Many thanks for the article, I've not read Edwards enough on this, although you'd think I really should!
Richard
Hello! Technically, that thought experiment is specifically against compatibilism and its account of free will, so that determinism could indeed be true even if this thought experiment survives. But my point is to ask why does he choose? If it's merely determined, then it's not a matter of the will. If it's in accordance with his desires, I guess we could just bite the bullet and say he just stands there. But that seems to be a highly-implausible reaction. As to (3), I am not comfortable with stating that God cannot do anything differently than He does redeeming sovereignty--even the divine command theorists don't say this. The reason is that just anything counts as sovereign so long as it is possibly instantiated and can do something. As to moral responsibility, again, how could it be without assuming the truth of the premise! Anyway, just my view. I'm partial to the idea that without a libertarian-style free will, one cannot rationally affirm anything (including the fact he is determined). For even the affirmation that one is determined is determined, so that you might well be determined to believe you have said "I eat monkeys" when you really said "John, take out the trash," but it also so happens you have been determined to believe that the content of "I eat monkeys" is equivalent to "John, take out the trash." But since it's all determined, you have no way of knowing, even if the outcome is correct. :)
DeleteHey there and thanks for the engaging thoughts Randy.
ReplyDeleteI think you are right to identify the central issue as being about whether a rational will depends on some sort of libertarian choice.

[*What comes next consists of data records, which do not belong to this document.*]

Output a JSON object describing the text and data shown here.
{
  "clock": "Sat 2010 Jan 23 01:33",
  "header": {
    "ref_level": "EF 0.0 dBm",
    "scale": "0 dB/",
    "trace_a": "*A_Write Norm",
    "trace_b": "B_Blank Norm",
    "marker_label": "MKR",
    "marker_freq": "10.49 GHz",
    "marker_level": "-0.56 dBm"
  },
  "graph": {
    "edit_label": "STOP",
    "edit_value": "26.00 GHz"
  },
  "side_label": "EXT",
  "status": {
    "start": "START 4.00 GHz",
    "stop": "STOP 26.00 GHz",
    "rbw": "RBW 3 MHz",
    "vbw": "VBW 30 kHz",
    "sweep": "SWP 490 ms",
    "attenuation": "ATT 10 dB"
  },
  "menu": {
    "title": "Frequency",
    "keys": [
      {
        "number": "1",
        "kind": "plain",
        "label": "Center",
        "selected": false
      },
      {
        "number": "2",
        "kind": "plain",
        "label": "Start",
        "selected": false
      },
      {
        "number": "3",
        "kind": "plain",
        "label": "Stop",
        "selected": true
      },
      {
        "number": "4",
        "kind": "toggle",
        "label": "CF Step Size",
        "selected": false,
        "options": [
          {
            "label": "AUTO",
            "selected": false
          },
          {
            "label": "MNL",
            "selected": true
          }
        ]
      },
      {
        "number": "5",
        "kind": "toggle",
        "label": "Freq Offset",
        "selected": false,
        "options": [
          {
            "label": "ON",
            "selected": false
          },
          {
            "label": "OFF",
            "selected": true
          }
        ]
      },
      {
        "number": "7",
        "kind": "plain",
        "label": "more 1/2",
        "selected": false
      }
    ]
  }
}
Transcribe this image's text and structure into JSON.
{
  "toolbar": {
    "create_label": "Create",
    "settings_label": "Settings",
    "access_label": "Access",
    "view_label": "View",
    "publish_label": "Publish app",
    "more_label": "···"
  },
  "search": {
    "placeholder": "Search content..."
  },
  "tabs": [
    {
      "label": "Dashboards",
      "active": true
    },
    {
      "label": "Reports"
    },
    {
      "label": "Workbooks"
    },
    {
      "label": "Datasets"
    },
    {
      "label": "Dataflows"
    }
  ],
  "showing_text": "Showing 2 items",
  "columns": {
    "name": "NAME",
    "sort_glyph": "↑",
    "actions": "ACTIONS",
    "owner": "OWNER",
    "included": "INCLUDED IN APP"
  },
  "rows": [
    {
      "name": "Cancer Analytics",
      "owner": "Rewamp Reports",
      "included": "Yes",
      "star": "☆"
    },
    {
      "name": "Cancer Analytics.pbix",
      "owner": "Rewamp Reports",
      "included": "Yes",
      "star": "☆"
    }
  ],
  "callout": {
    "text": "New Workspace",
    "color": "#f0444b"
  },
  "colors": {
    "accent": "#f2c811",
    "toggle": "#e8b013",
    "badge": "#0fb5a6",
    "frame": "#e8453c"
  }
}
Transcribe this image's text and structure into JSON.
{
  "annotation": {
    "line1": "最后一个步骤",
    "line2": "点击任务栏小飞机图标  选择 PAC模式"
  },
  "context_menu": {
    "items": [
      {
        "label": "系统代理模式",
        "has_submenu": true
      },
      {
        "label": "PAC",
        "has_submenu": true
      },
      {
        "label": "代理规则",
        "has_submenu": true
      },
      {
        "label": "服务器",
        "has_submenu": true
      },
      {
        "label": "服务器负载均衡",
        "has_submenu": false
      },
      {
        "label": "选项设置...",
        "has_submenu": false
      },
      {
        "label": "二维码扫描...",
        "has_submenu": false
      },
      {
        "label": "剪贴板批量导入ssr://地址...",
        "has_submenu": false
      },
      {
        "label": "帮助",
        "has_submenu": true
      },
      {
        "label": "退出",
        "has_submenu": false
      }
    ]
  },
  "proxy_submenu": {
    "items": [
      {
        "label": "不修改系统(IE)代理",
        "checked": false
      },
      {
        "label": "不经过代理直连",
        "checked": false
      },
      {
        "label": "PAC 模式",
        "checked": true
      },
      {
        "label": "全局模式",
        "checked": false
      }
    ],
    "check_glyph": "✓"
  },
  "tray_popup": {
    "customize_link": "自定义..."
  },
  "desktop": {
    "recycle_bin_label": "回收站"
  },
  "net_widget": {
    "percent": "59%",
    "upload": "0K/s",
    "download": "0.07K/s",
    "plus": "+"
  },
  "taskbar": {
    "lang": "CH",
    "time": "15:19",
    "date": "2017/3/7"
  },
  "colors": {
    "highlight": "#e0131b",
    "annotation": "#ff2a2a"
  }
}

To try and scetch a compatibilist determinist alternative, to begin with it seems plausible that such a theoretical compatibilist agent can still have dilemmas of choice. The streams of self-reflective consciousness on the state of their desires... the nature of those desires can fluctuate according to the small adjustments of information moment by moment... As the thought experiment is aware, the ultimate choice must correspond to the greatest desire (whether that greatest desire is alturistic or self prudential) and furthermore, the fluctuations can still continue after the decision, leading to what seemed like a good idea at the time of choice quickly dropping after the choice, leading to some kind of regret!! Or indeed if the relative weighings remain the same post decision, one can still have a kind of rational regret about the option you were unable to realise. "Sorry I missed the appointment but I just had to take my kid to the doctors" kind of thing.
I think all of that and more would be consistent with a compatibilist determinist position, and may go some way towards competing with a libertarian case.
Tempted to suggest that such a compatibilist approach to rational agency may fit with an externalist epistemology, although I wouldn't really want to limit the position by tying it closely with one epistemology over another.
The 'I eat monkeys' example is very intriging. Indeed there are diseases and examples of brain injury which lead to exactly just that sort of thing. I suggest such damage might be exposing just how predetermined our responses etc can be. However I would hold that exactly due to the damage (loss of 'proper function' perhaps?) this is what allows us to say such senarios are not fully rational, without blaming the predetermination. Again this sounds like close to externalism, although it need not be as one could still hold that being fully aware of the processes/what is going on could be a requirement of internalistic rationality.
I will leave it there before I ramble much more!